Lancet Genomic Medicine Series: Pharmacogenomics for Individualizing Drug Therapy
This Lancet review synthesizes the evidence for using genetic variation to personalize drug therapy, covering pharmacokinetic and pharmacodynamic mechanisms, clinical trial data, and implementation efforts. The authors describe how variants affecting drug-metabolizing enzymes and transporters can predict both efficacy and adverse effects, while noting the challenges of translating genomic findings into routine clinical practice.

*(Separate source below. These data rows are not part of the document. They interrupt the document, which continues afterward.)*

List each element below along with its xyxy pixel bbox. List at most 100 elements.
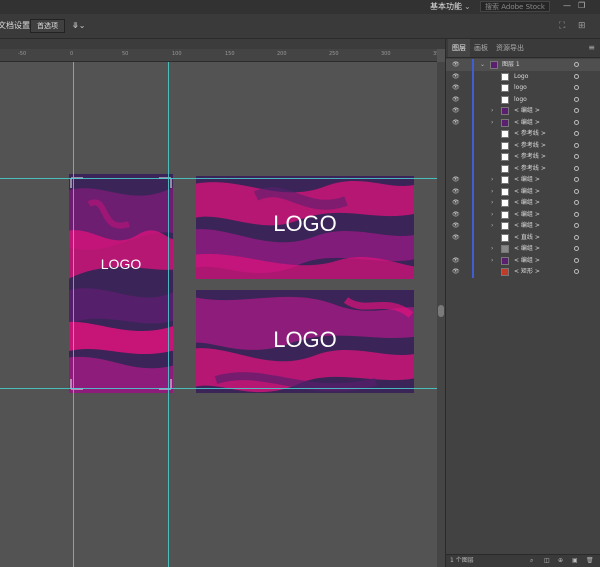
eye-icon[interactable]: 👁 xyxy=(452,174,460,186)
layer-row[interactable]: 👁 logo xyxy=(446,93,600,106)
guide-vertical-right[interactable] xyxy=(168,62,169,567)
target-icon[interactable] xyxy=(574,96,579,102)
layer-row[interactable]: 👁 < 直线 > xyxy=(446,231,600,244)
layer-label: < 编组 > xyxy=(514,118,540,126)
layer-row[interactable]: 👁 › < 编组 > xyxy=(446,185,600,198)
layer-row[interactable]: 👁 › < 编组 > xyxy=(446,105,600,117)
horizontal-business-card-bottom[interactable]: LOGO xyxy=(196,290,414,393)
layer-row[interactable]: < 参考线 > xyxy=(446,128,600,140)
target-icon[interactable] xyxy=(574,211,579,217)
layer-label: Logo xyxy=(514,72,529,80)
target-icon[interactable] xyxy=(574,257,579,263)
ruler-tick: 200 xyxy=(277,51,287,57)
target-icon[interactable] xyxy=(574,269,579,274)
layer-row[interactable]: 👁 Logo xyxy=(446,70,600,83)
target-icon[interactable] xyxy=(574,142,579,148)
layer-row[interactable]: 👁 › < 编组 > xyxy=(446,116,600,129)
chevron-right-icon[interactable]: › xyxy=(491,186,493,198)
layer-color-bar xyxy=(472,208,474,220)
chevron-right-icon[interactable]: › xyxy=(491,197,493,209)
document-tab-strip xyxy=(0,39,445,49)
chevron-right-icon[interactable]: › xyxy=(491,117,493,129)
layer-row[interactable]: < 参考线 > xyxy=(446,151,600,163)
target-icon[interactable] xyxy=(574,246,579,251)
logo-text[interactable]: LOGO xyxy=(69,256,173,272)
eye-icon[interactable]: 👁 xyxy=(452,105,460,117)
new-layer-icon[interactable]: ▣ xyxy=(572,555,578,567)
make-clipping-mask-icon[interactable]: ◫ xyxy=(544,555,550,567)
eye-icon[interactable]: 👁 xyxy=(452,255,460,267)
new-sublayer-icon[interactable]: ⊕ xyxy=(558,555,563,567)
eye-icon[interactable]: 👁 xyxy=(452,232,460,244)
workspace-switcher[interactable]: 基本功能 xyxy=(430,0,462,14)
restore-icon[interactable]: ❐ xyxy=(578,0,585,12)
horizontal-business-card-top[interactable]: LOGO xyxy=(196,176,414,279)
target-icon[interactable] xyxy=(574,200,579,205)
eye-icon[interactable]: 👁 xyxy=(452,94,460,106)
target-icon[interactable] xyxy=(574,177,579,182)
target-icon[interactable] xyxy=(574,85,579,90)
logo-text[interactable]: LOGO xyxy=(196,327,414,353)
chevron-right-icon[interactable]: › xyxy=(491,255,493,267)
document-setup-button[interactable]: 文档设置 xyxy=(0,19,30,33)
delete-icon[interactable]: 🗑 xyxy=(586,555,594,567)
arrange-dropdown[interactable]: ⤋⌄ xyxy=(72,19,85,33)
layer-row[interactable]: < 参考线 > xyxy=(446,162,600,174)
align-icon[interactable]: ⛶ xyxy=(559,19,565,33)
chevron-down-icon[interactable]: ⌄ xyxy=(480,59,485,71)
target-icon[interactable] xyxy=(574,188,579,194)
layer-row[interactable]: 👁 › < 编组 > xyxy=(446,174,600,186)
guide-vertical-left[interactable] xyxy=(73,62,74,567)
layer-row[interactable]: 👁 ⌄ 图层 1 xyxy=(446,59,600,71)
guide-horizontal-bottom[interactable] xyxy=(0,388,437,389)
chevron-right-icon[interactable]: › xyxy=(491,105,493,117)
chevron-right-icon[interactable]: › xyxy=(491,174,493,186)
target-icon[interactable] xyxy=(574,119,579,125)
layer-row[interactable]: 👁 › < 编组 > xyxy=(446,254,600,267)
layer-row[interactable]: 👁 › < 编组 > xyxy=(446,197,600,209)
stock-search-input[interactable]: 搜索 Adobe Stock xyxy=(480,1,550,12)
target-icon[interactable] xyxy=(574,223,579,228)
target-icon[interactable] xyxy=(574,73,579,79)
chevron-right-icon[interactable]: › xyxy=(491,209,493,221)
horizontal-ruler[interactable]: -50 0 50 100 150 200 250 300 350 xyxy=(0,49,437,62)
target-icon[interactable] xyxy=(574,154,579,159)
scrollbar-thumb[interactable] xyxy=(438,305,444,317)
eye-icon[interactable]: 👁 xyxy=(452,82,460,94)
target-icon[interactable] xyxy=(574,62,579,67)
layer-row[interactable]: › < 编组 > xyxy=(446,243,600,255)
target-icon[interactable] xyxy=(574,234,579,240)
chevron-down-icon[interactable]: ⌄ xyxy=(464,0,471,14)
layer-row[interactable]: 👁 › < 编组 > xyxy=(446,208,600,221)
tab-layers[interactable]: 图层 xyxy=(448,39,470,57)
preferences-button[interactable]: 首选项 xyxy=(30,19,65,33)
eye-icon[interactable]: 👁 xyxy=(452,220,460,232)
canvas-vertical-scrollbar[interactable] xyxy=(437,62,445,567)
artboard-canvas[interactable]: LOGO LOGO LOGO xyxy=(0,62,437,567)
chevron-right-icon[interactable]: › xyxy=(491,220,493,232)
eye-icon[interactable]: 👁 xyxy=(452,117,460,129)
layer-row[interactable]: 👁 < 矩形 > xyxy=(446,266,600,278)
eye-icon[interactable]: 👁 xyxy=(452,71,460,83)
target-icon[interactable] xyxy=(574,108,579,113)
layer-row[interactable]: 👁 › < 编组 > xyxy=(446,220,600,232)
target-icon[interactable] xyxy=(574,131,579,136)
tab-artboards[interactable]: 画板 xyxy=(470,39,492,57)
eye-icon[interactable]: 👁 xyxy=(452,266,460,278)
panel-menu-icon[interactable]: ≡ xyxy=(588,39,595,57)
eye-icon[interactable]: 👁 xyxy=(452,186,460,198)
locate-object-icon[interactable]: ⌕ xyxy=(530,555,533,567)
target-icon[interactable] xyxy=(574,165,579,171)
vertical-business-card[interactable]: LOGO xyxy=(69,174,173,393)
minimize-icon[interactable]: — xyxy=(563,0,571,12)
guide-horizontal-top[interactable] xyxy=(0,178,437,179)
eye-icon[interactable]: 👁 xyxy=(452,209,460,221)
eye-icon[interactable]: 👁 xyxy=(452,59,460,71)
logo-text[interactable]: LOGO xyxy=(196,211,414,237)
transform-icon[interactable]: ⊞ xyxy=(578,19,586,33)
layer-row[interactable]: < 参考线 > xyxy=(446,139,600,151)
tab-asset-export[interactable]: 资源导出 xyxy=(492,39,528,57)
eye-icon[interactable]: 👁 xyxy=(452,197,460,209)
chevron-right-icon[interactable]: › xyxy=(491,243,493,255)
layer-row[interactable]: 👁 logo xyxy=(446,82,600,94)
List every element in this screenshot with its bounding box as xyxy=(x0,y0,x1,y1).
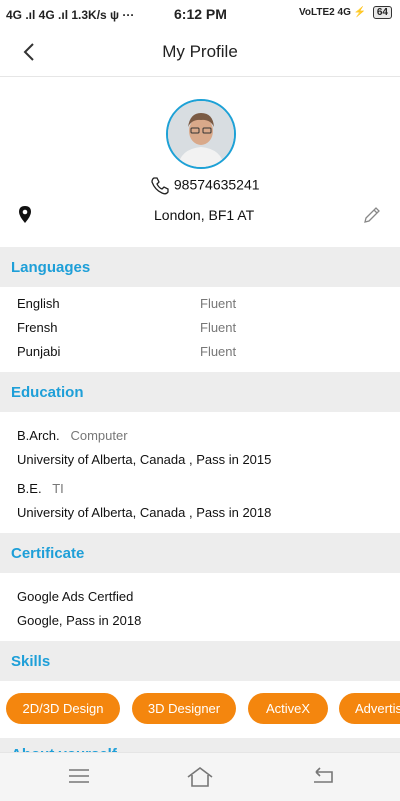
network-indicators: VoLTE2 4G ⚡ xyxy=(299,7,367,18)
certificate-name: Google Ads Certfied xyxy=(17,589,134,604)
education-detail: University of Alberta, Canada , Pass in … xyxy=(17,452,272,467)
education-title: Education xyxy=(11,384,84,401)
language-level: Fluent xyxy=(200,296,237,311)
language-level: Fluent xyxy=(200,344,237,359)
skill-chip[interactable]: 3D Designer xyxy=(132,693,236,724)
phone-icon xyxy=(151,177,169,195)
status-bar: 4G .ıl 4G .ıl 1.3K/s ψ ··· 6:12 PM VoLTE… xyxy=(0,0,400,28)
language-name: English xyxy=(17,296,60,311)
home-icon[interactable] xyxy=(186,766,214,788)
skill-chip[interactable]: ActiveX xyxy=(248,693,328,724)
education-degree-row: B.E. TI xyxy=(17,481,64,496)
status-time: 6:12 PM xyxy=(174,6,227,22)
location-pin-icon xyxy=(19,206,31,223)
languages-section-header: Languages xyxy=(0,247,400,287)
certificate-section-header: Certificate xyxy=(0,533,400,573)
language-name: Punjabi xyxy=(17,344,61,359)
location-text: London, BF1 AT xyxy=(154,207,255,223)
location-row: London, BF1 AT xyxy=(0,204,400,226)
certificate-title: Certificate xyxy=(11,545,85,562)
phone-number: 98574635241 xyxy=(173,176,260,193)
phone-row: 98574635241 xyxy=(150,176,260,196)
education-degree: B.Arch. xyxy=(17,428,60,443)
battery-icon: 64 xyxy=(372,6,392,19)
skill-chip[interactable]: Advertis xyxy=(339,693,400,724)
app-bar: My Profile xyxy=(0,28,400,77)
profile-photo xyxy=(168,101,234,167)
education-degree: B.E. xyxy=(17,481,42,496)
education-field: TI xyxy=(52,481,64,496)
education-detail: University of Alberta, Canada , Pass in … xyxy=(17,505,272,520)
edit-pencil-icon[interactable] xyxy=(362,205,382,225)
language-level: Fluent xyxy=(200,320,237,335)
skills-title: Skills xyxy=(11,653,51,670)
certificate-detail: Google, Pass in 2018 xyxy=(17,613,142,628)
avatar[interactable] xyxy=(166,99,236,169)
education-degree-row: B.Arch. Computer xyxy=(17,428,128,443)
status-left: 4G .ıl 4G .ıl 1.3K/s ψ ··· xyxy=(6,8,135,22)
skill-chip[interactable]: 2D/3D Design xyxy=(6,693,120,724)
language-name: Frensh xyxy=(17,320,58,335)
menu-icon[interactable] xyxy=(68,766,90,786)
skills-section-header: Skills xyxy=(0,641,400,681)
languages-title: Languages xyxy=(11,259,91,276)
education-section-header: Education xyxy=(0,372,400,412)
page-title: My Profile xyxy=(162,42,238,61)
back-nav-icon[interactable] xyxy=(312,766,334,786)
status-right: VoLTE2 4G ⚡ 64 xyxy=(299,6,392,19)
education-field: Computer xyxy=(70,428,128,443)
system-nav-bar xyxy=(0,752,400,801)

It serves as a foundational reference for laboratories building or expanding pharmacogenomic testing programs.
The original study
Pharmacogenomics.
- Authors
- Roden DM, McLeod HL, Relling MV, Williams MS, Mensah GA, Peterson JF, et al.
- Journal
- Lancet (London, England)
- Type
- Journal Article, Research Support, N.I.H., Extramural, Research Support, Non-U.S. Gov't, Review
- PMID
- 31395440
Original abstract
Genomic medicine, which uses DNA variation to individualise and improve human health, is the subject of this Series of papers. The idea that genetic variation can be used to individualise drug therapy-the topic addressed here-is often viewed as within reach for genomic medicine. We have reviewed general mechanisms underlying variability in drug action, the role of genetic variation in mediating beneficial and adverse effects through variable drug concentrations (pharmacokinetics) and drug actions (pharmacodynamics), available data from clinical trials, and ongoing efforts to implement pharmacogenetics in clinical practice.